Gergely Csibra and Gyorgy Gergely professors from the Central European University in Budapest, in the Department of Cognitive Science proposed a theory in 2011. In order to find out the trustworthy sources of information, we depend on some visual and verbal cues or signals. Sensitive caregivers got the trust of babies as they teach them how to mingle with other people and also navigate them to the right path. Harvard University Conducted a study on securely attached children, they found interesting results. Children will listen to their mum as long as she is doing the right things but they will stop believing her if her statements run against reality.
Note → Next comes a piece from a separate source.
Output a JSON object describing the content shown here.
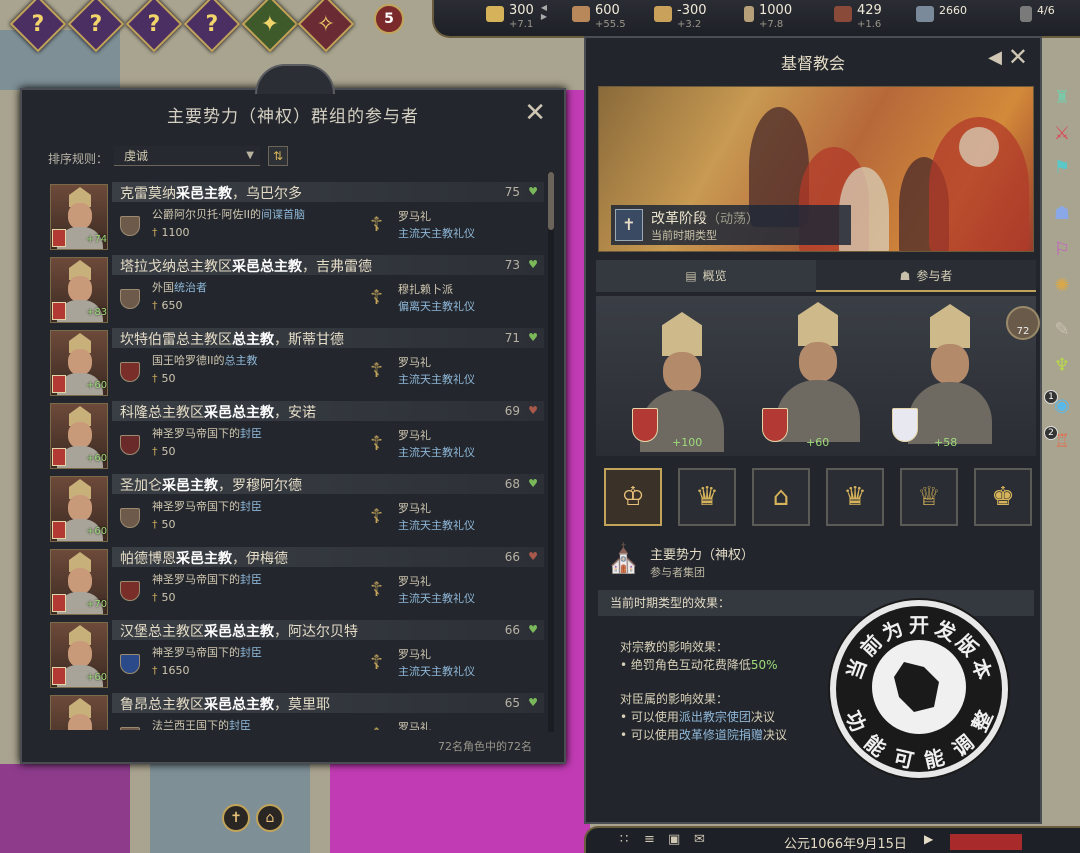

Nervous people tend to behave in an abnormal manner and mislead themselves frequently. They always show signs of unsupportive or uninterested. People who are having the personality of avoidant people will always try to protect themselves, which will ultimately hold on to them to negative stereotypes and they will print a negative impression in the minds of others. For instance, Mikulincer’s research on married couples in the year 2003 revealed that the people who feel nervous all the time rated their spouses were objectively more supportive, and the people who belong to the category of avoidant people failed to notice good vibes in their spouses.
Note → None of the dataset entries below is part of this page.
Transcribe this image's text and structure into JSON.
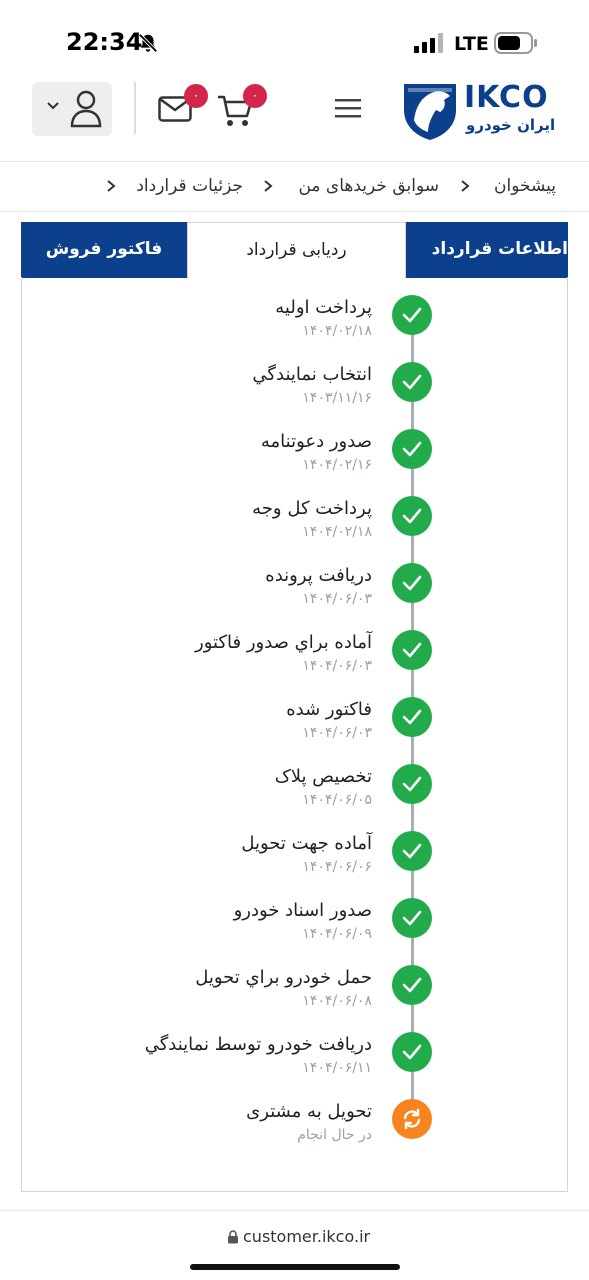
{
  "status_bar": {
    "time": "22:34",
    "network": "LTE"
  },
  "header": {
    "mail_badge": "۰",
    "cart_badge": "۰",
    "logo_text": "IKCO",
    "logo_subtext": "ایران خودرو"
  },
  "breadcrumb": {
    "items": [
      "پیشخوان",
      "سوابق خریدهای من",
      "جزئیات قرارداد"
    ]
  },
  "tabs": {
    "invoice": "فاکتور فروش",
    "tracking": "ردیابی قرارداد",
    "info": "اطلاعات قرارداد"
  },
  "steps": [
    {
      "title": "پرداخت اولیه",
      "date": "۱۴۰۴/۰۲/۱۸",
      "status": "done"
    },
    {
      "title": "انتخاب نمايندگي",
      "date": "۱۴۰۳/۱۱/۱۶",
      "status": "done"
    },
    {
      "title": "صدور دعوتنامه",
      "date": "۱۴۰۴/۰۲/۱۶",
      "status": "done"
    },
    {
      "title": "پرداخت کل وجه",
      "date": "۱۴۰۴/۰۲/۱۸",
      "status": "done"
    },
    {
      "title": "دريافت پرونده",
      "date": "۱۴۰۴/۰۶/۰۳",
      "status": "done"
    },
    {
      "title": "آماده براي صدور فاكتور",
      "date": "۱۴۰۴/۰۶/۰۳",
      "status": "done"
    },
    {
      "title": "فاكتور شده",
      "date": "۱۴۰۴/۰۶/۰۳",
      "status": "done"
    },
    {
      "title": "تخصيص پلاک",
      "date": "۱۴۰۴/۰۶/۰۵",
      "status": "done"
    },
    {
      "title": "آماده جهت تحويل",
      "date": "۱۴۰۴/۰۶/۰۶",
      "status": "done"
    },
    {
      "title": "صدور اسناد خودرو",
      "date": "۱۴۰۴/۰۶/۰۹",
      "status": "done"
    },
    {
      "title": "حمل خودرو براي تحويل",
      "date": "۱۴۰۴/۰۶/۰۸",
      "status": "done"
    },
    {
      "title": "دريافت خودرو توسط نمايندگي",
      "date": "۱۴۰۴/۰۶/۱۱",
      "status": "done"
    },
    {
      "title": "تحویل به مشتری",
      "date": "در حال انجام",
      "status": "in-progress"
    }
  ],
  "browser": {
    "url": "customer.ikco.ir"
  },
  "colors": {
    "brand_blue": "#0c3f8c",
    "done_green": "#22ab4a",
    "progress_orange": "#f7841f",
    "badge_red": "#d3264a"
  }
}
Cora believed that someone will come for her and this hope increases the severity of her disease. During her last therapy sessions, she believed that she had a friend she could count on, and also, she realized that she wasn’t alone. It doesn’t mean that the people she is trusting now were absent before, its just her condition which made her feel lonely. Cora therapy sessions successful only when she started believing in her therapist, then she started feeling good for herself and then in the goodwill of the world. Now, Cora is ready to live and face the world. She is no longer submissive to her mother and her mother’s friends. By erasing the negative thoughts in her mind, she is going to design a wonderful life for her. Halvorsen told me, “The main objective of the therapist who was treating Cora was to reduce her suicidal thoughts because thoughts will create an idea about how to attempt it properly and if she doesn’t have the thoughts regarding suicide then she will stop harming herself and that was the main motto of the Cora’s therapist and he did his job brilliantly.
During her last therapy session, Cora offered a gift to her therapist and it was a carabiner. It is used in the mountains by the climbers, and this carabiner helps the climbers in their dangerous situations.